The centre studied the health of elephants under different working conditions. The researchers checked for stress hormones levels in 870 dung samples of 37 captive elephants (24 males and 13 females) in Mysore Zoo, Mysore dusshera camp, Mudumalai elephant camp and Bandhavgarh elephant camp, the release said.
Elephants involved in public procession in Mysore dussehra festival had elevated stress hormones compared to their counterparts at the Mysore zoo, it said.
Elephants born in the wild and females had significantly higher stress-level when exposed to various physical activities and different husbandry practices, it said.
A previous study by the research group had demonstrated that chronic stress affected female reproductivity cycle and thus reproduction in elephants.
The study suggests minimising the participation of elephants in religious activities, processions and forest department activities", the release said.
Females with reproductive age (20 55 years) should not be used for stressful activities so that their reproductive cycles are not affected.
An adult male elephants may be used for tourism and patrolling activities that involve three to four hours per day in the forests with adequate rest on alternate days.
Periodic monitoring of health and reproductive status by outside experts should be done, it said.
These, with educating elephant-handlers regarding the welfare of elephants, are of utmost importance, it said.
These findings, through non-invasive techniques, are important in better handling of domesticated animals and minimising their discomfort that we were earlier not aware of, said Rakesh Mishra, director, CSIR-CCMB.
The study was published in a recent issue of journal 'Animals', the release said.
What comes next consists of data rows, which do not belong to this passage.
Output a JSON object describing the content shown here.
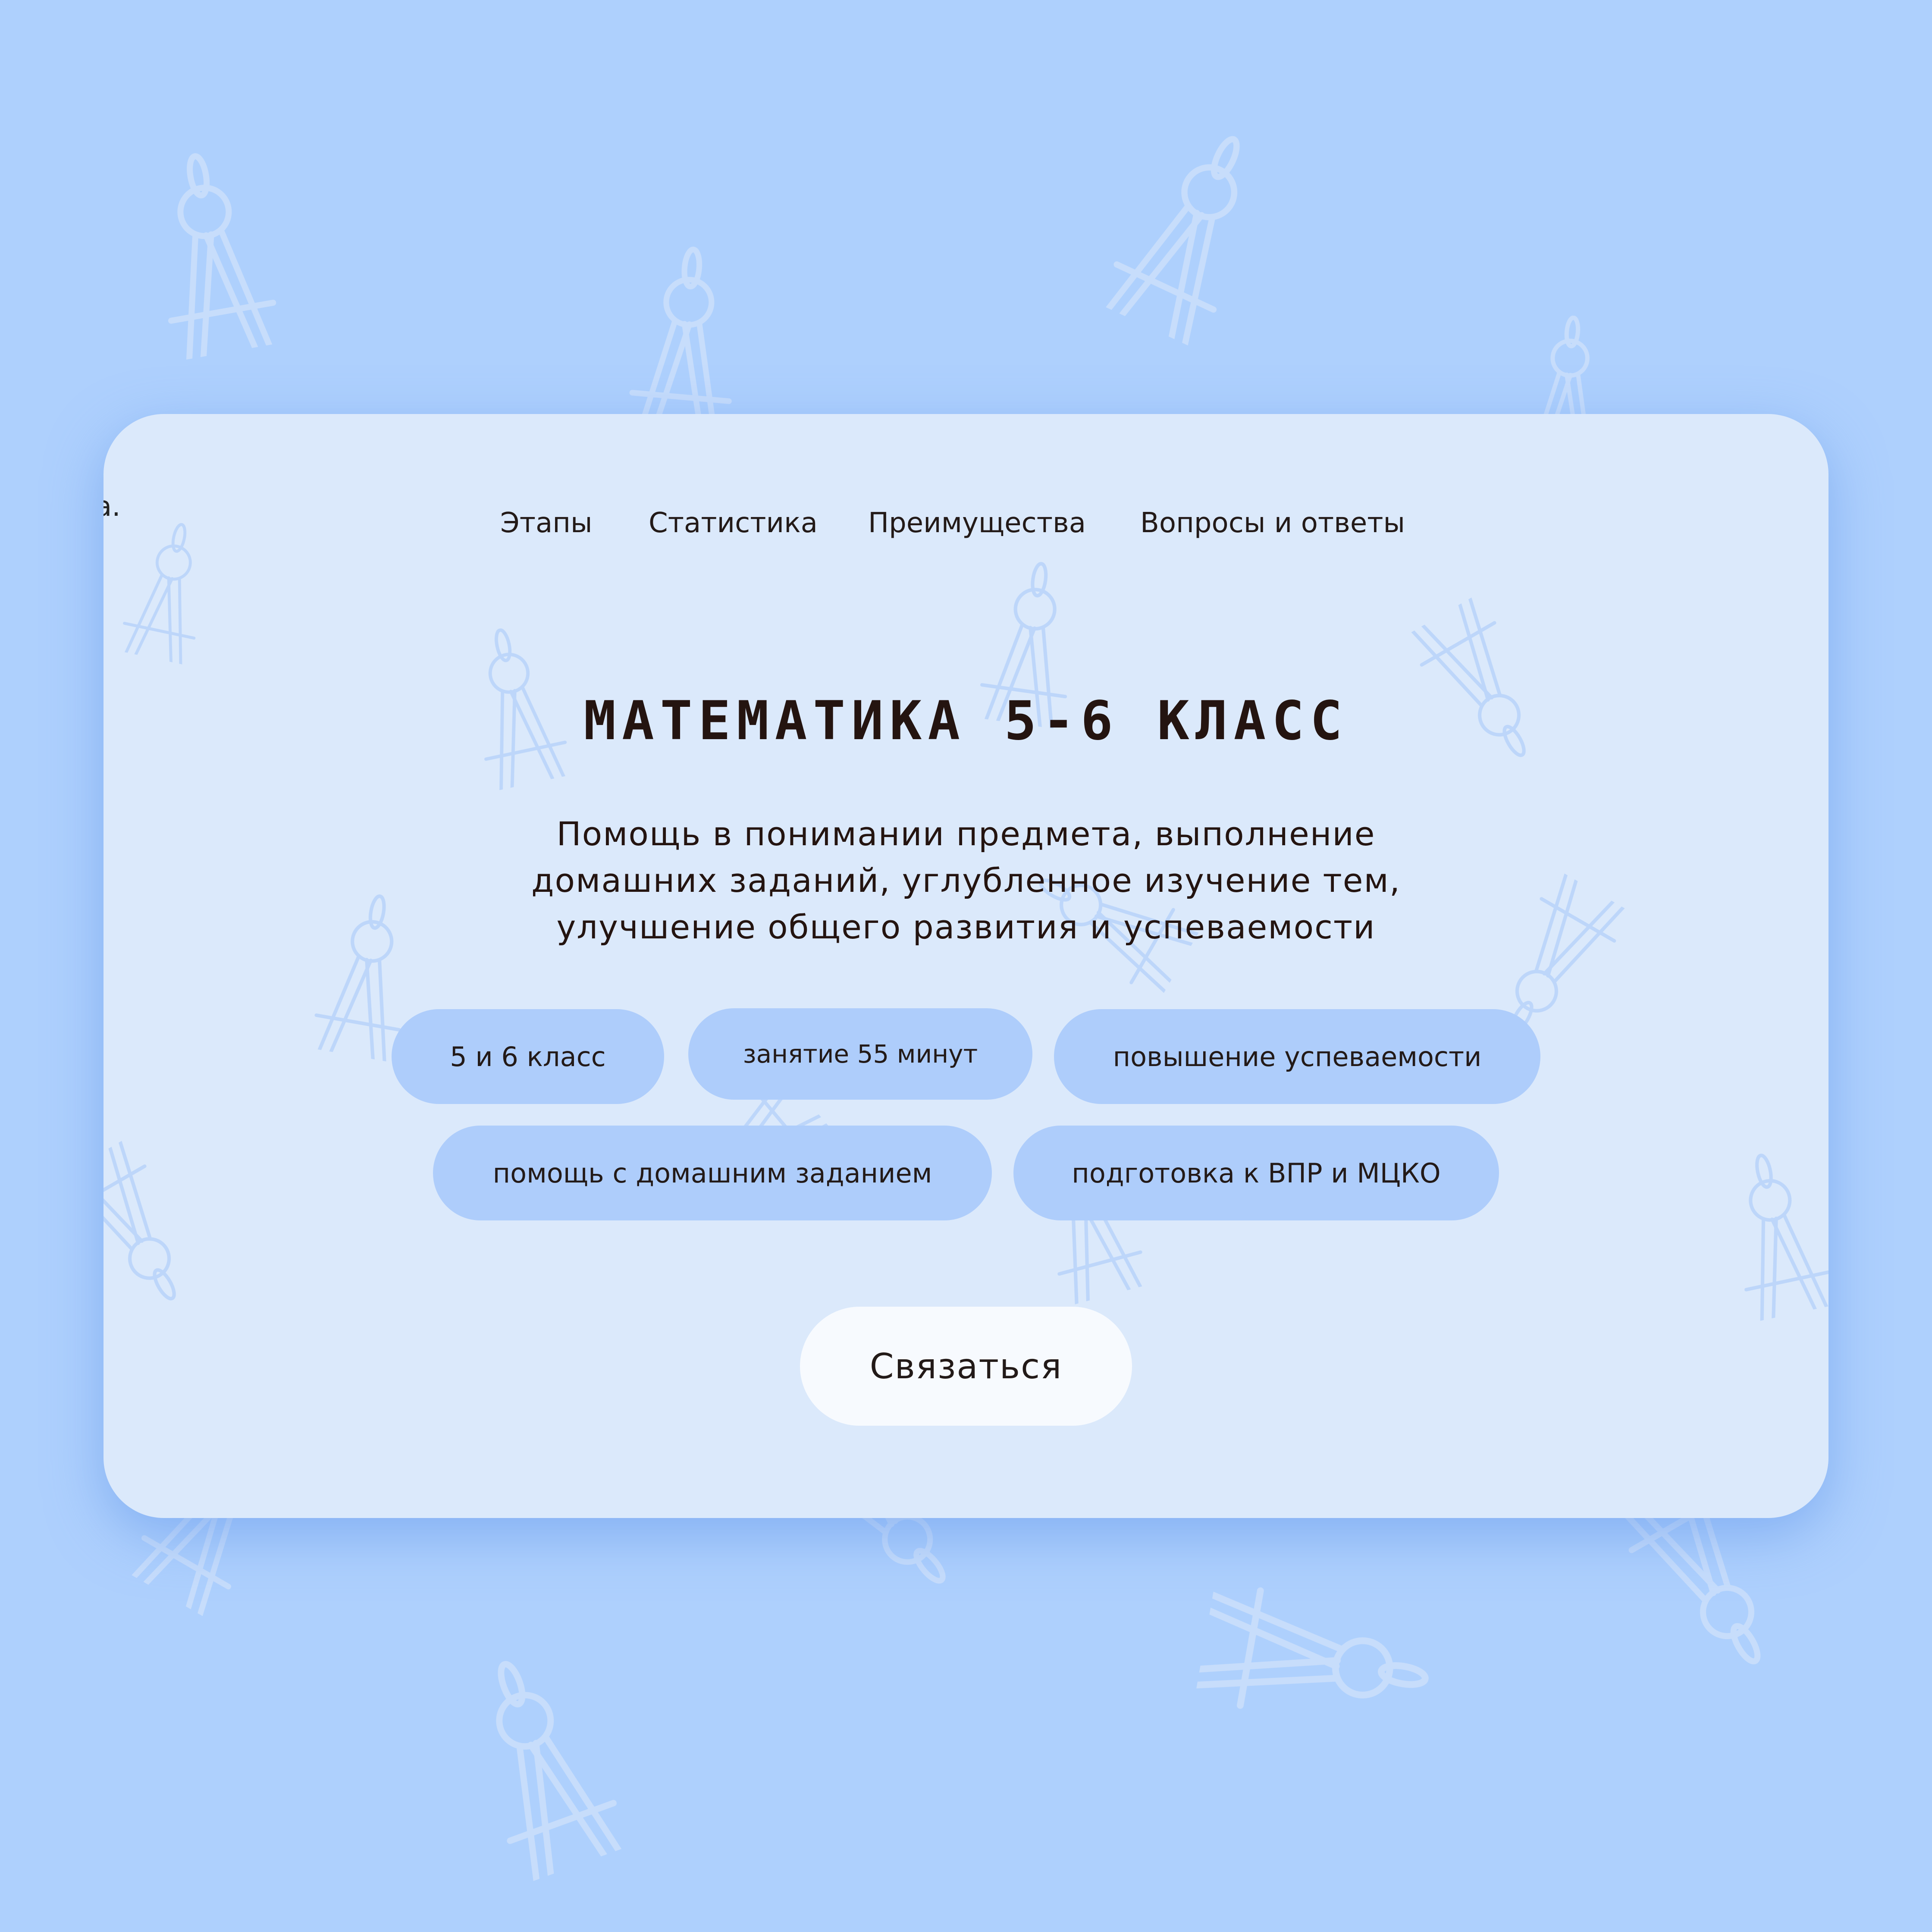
{
  "logo_fragment": "a.",
  "nav": {
    "items": [
      {
        "label": "Этапы"
      },
      {
        "label": "Статистика"
      },
      {
        "label": "Преимущества"
      },
      {
        "label": "Вопросы и ответы"
      }
    ]
  },
  "hero": {
    "title": "МАТЕМАТИКА 5-6 КЛАСС",
    "subtitle_lines": [
      "Помощь в понимании предмета, выполнение",
      "домашних заданий, углубленное изучение тем,",
      "улучшение общего развития и успеваемости"
    ]
  },
  "tags": [
    "5 и 6 класс",
    "занятие 55 минут",
    "повышение успеваемости",
    "помощь с домашним заданием",
    "подготовка к ВПР и МЦКО"
  ],
  "cta": {
    "label": "Связаться"
  },
  "colors": {
    "page_background": "#aed0fd",
    "card_background": "#dbe9fb",
    "chip_background": "#aecdfb",
    "cta_background": "#f7fafe",
    "text": "#231a18",
    "pattern_stroke": "#c9defb"
  },
  "decor": {
    "pattern_icon": "drafting-compass-icon"
  }
}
More than 20 per cent of Asian elephants live in captivity and are an indispensable workforce for forest departments, tourism and religious purpose, the release said.
The stress in elephants influence the behaviour, welfare and long-term survival of the captive population.
Their fertility is compromised, thus threatening the long-term survival of their populations.
Higher violence in the stressed animals has resulted in human casualties too.
In Kerala which has a long tradition of keeping captive elephants, 274 cases of men killed by captive elephants have been recorded between 1989 and 2003 (an average of 10 men per year), the release said.